Direct control of CSF pulsatility and its effect on CBF: initial findings using a novel method and device
© Dombrowski et al; licensee BioMed Central Ltd. 2010
Published: 15 December 2010
Over the past several years, there has been newly emerging and overlapping fields of research investigating CSF pressure and flow pulsatility (CSFp), and cerebral blood flow (CBF). It is not known whether CSFp is merely a passive epiphenomena or alternatively, plays a physiologically significant role in cerebral compliance and blood flow. Thus, the relationship between CSFp and CBF is not clearly understood. In order to study the effect of CSF pulsatility on blood flow, we have developed a novel method and device for controlling (i.e., reducing or augmenting) pulsatility.
Materials and methods
In 15 canine subjects, a small (0.3-3.0cc), custom-made polyurethane bladder was surgically implanted in either the cranial or spinal epidural space such that it would alter the underlying CSF space. CSFp were controlled via an oscillating air pump gated to the cardiac cycle timed to deflate (ICP reduction) or inflate (ICP augmentation) during systole. Measures for ICP (fiberoptic probes) and CBF (laser-Doppler and thermal diffusion probes, microsphere injection, and SPECT-Tc-99) were obtained intra-operatively under different acute and chronic conditions.

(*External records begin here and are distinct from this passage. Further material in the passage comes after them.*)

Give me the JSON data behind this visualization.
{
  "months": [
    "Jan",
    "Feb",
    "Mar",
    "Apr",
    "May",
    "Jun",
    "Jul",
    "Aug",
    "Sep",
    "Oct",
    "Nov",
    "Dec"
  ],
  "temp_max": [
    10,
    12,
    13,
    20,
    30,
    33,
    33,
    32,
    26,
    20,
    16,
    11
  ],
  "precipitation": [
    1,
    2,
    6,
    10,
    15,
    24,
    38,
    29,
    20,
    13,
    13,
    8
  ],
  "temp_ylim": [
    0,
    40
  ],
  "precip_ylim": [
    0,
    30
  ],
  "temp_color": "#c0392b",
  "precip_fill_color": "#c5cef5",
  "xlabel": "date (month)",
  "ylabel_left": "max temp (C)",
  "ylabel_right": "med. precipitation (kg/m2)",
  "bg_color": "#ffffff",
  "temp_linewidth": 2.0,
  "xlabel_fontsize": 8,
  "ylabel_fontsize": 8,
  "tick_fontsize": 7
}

CSPp reduction or augmentation was successfully achieved via cardiac-gated oscillation of a bladder device. Alteration of ICP-waveform was global and measured remotely on the contralateral side and with device activation in the spinal space. Under specific inflation cycles and physiological conditions, operation of the system increased CBF up to 15 mL/min*100gm, or by as much as 40%. Mean systemic pressure, cardiac output, and mean ICP did not significantly change with system activation.
We have developed a method of altering CSF pressure pulsatility using cardiac-gated oscillating bladder which dynamically alters CSF space volume. The ability of the system to increase CBF without affecting cerebral perfusion pressure (MAP or ICP) suggests it may work through alteration of cerebrovascular compliance and impedance. Understanding the effect of CSFp on cranial compliance may ultimately allow a new therapy for increasing blood flow in acute and chronic states, including hydrocephalus, where CBF and CSFp are abnormal.